4. Consider Downsizing Now
If you are part of the 51% who plan to downsize in retirement, consider downsizing your living situation now instead. Downsizing before you retire can significantly decrease your living expenses by reducing costs such as:
- Property taxes
- Home maintenance and repair
- Homeowners insurance
- Utility bills
If you are strategic about where you move, you can even prioritize things like access to public transportation, which can further reduce your living expenses by allowing you to drive less or own fewer cars.
Decreasing your living expenses can allow you to put more into tax-advantaged retirement accounts now, giving the money time to grow. This can be especially helpful if you are trying to max out your catch-up contributions in your early 60s, when you can put even more into your 401(k) pretax.
5. Work With an Advisor
Working with a financial advisor as you approach retirement can help you figure out not just how much money to save, but also what kind of retirement you want and how you can make that happen.

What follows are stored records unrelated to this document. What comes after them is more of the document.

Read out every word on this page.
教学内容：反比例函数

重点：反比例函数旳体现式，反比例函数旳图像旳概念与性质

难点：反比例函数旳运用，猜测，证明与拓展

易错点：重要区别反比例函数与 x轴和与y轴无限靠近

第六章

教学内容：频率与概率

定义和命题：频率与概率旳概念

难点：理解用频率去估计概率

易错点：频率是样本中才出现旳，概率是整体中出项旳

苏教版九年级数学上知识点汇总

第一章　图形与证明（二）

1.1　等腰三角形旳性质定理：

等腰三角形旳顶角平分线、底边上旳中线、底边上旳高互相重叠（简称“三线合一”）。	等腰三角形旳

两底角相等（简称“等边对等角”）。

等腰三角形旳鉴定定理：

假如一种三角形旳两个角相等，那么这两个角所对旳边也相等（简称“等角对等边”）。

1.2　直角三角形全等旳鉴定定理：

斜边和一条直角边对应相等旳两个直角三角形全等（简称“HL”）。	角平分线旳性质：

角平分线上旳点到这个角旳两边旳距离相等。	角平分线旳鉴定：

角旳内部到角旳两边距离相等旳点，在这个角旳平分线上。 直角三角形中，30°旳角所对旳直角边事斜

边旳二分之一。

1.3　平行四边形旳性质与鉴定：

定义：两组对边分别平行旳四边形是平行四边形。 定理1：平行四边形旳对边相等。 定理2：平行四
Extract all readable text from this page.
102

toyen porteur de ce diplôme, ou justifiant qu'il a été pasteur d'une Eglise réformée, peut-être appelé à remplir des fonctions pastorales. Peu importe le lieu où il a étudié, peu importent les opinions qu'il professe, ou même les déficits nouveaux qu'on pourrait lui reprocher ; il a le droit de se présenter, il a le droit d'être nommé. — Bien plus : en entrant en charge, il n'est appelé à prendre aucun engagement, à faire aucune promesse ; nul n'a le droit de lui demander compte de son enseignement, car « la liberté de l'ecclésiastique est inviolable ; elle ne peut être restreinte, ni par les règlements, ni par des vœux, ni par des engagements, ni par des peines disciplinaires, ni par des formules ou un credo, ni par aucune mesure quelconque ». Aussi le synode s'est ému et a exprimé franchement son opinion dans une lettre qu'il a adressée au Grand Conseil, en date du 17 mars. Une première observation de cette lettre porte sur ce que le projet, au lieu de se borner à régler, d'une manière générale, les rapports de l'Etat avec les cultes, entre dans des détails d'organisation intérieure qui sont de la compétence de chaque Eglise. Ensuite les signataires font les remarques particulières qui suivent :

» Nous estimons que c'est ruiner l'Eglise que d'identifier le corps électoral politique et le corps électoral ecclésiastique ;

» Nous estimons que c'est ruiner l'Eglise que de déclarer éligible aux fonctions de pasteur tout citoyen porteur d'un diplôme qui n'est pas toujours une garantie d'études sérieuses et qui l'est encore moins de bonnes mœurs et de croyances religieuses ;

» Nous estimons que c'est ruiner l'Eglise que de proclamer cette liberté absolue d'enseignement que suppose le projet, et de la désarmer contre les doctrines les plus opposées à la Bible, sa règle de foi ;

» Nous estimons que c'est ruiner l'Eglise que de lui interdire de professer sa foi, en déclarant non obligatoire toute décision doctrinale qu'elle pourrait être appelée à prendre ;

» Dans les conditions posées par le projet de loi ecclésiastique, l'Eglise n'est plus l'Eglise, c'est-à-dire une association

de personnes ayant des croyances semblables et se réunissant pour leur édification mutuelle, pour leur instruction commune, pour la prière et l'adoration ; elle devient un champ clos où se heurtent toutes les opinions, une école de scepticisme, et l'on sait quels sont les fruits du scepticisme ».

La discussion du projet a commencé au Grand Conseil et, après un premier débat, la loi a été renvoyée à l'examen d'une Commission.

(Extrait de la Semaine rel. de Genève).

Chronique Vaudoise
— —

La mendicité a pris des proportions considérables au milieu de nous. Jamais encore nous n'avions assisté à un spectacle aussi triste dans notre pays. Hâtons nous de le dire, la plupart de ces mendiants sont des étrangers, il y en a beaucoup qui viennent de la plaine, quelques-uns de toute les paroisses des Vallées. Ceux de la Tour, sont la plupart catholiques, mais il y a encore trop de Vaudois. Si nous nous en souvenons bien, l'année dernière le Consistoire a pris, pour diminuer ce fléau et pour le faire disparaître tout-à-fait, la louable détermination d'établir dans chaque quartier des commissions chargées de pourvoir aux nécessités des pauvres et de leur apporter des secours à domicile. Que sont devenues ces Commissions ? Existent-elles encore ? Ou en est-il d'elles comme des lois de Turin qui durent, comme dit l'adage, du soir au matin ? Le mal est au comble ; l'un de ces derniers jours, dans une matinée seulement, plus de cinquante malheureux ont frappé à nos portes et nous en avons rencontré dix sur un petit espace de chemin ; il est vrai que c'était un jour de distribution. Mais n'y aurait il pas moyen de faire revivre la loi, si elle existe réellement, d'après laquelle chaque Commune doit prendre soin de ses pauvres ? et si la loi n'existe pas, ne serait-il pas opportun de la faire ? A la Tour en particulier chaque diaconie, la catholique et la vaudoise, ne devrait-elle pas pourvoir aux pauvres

“There are many pictures of retirement,” Kane said. “And with any retirement plan, we say, ‘You can do anything, but not everything.’ There are pros and cons for every decision.”
Working with an advisor can help you think through your options and what tradeoffs you might have to make for certain choices. For example, many retirees like the idea of living abroad to get access to a lower cost of living, including cheaper healthcare. But the choice isn’t just between a more expensive life in one country and a more affordable life in another.
“A large international move requires careful planning and an understanding of associated laws and regulations,” Kane said. “You are still required to file U.S. taxes while living abroad. You also need to understand the Foreign Earned Income Exclusion (FEIE) and the Foreign Tax Credit (FTC).”
A financial advisor can walk you through all these considerations and help you decide what kind of retirement makes sense based on your resources and priorities.
The Bottom Line
It can be tempting to compare your retirement savings with your peers. While following certain benchmarks can help you judge whether your 401(k) is on track, the right amount to have saved for retirement will depend on a number of factors that are unique to your lifestyle and retirement plans.
Your early 60s, before you retire, are a great time to check in with a financial advisor and take stock of your retirement planning and savings. If you aren’t on track, an advisor will be able to suggest various strategies, such as taking advantage of catch-up contributions, reducing expenses through downsizing, or rethinking the asset allocation in your 401(k).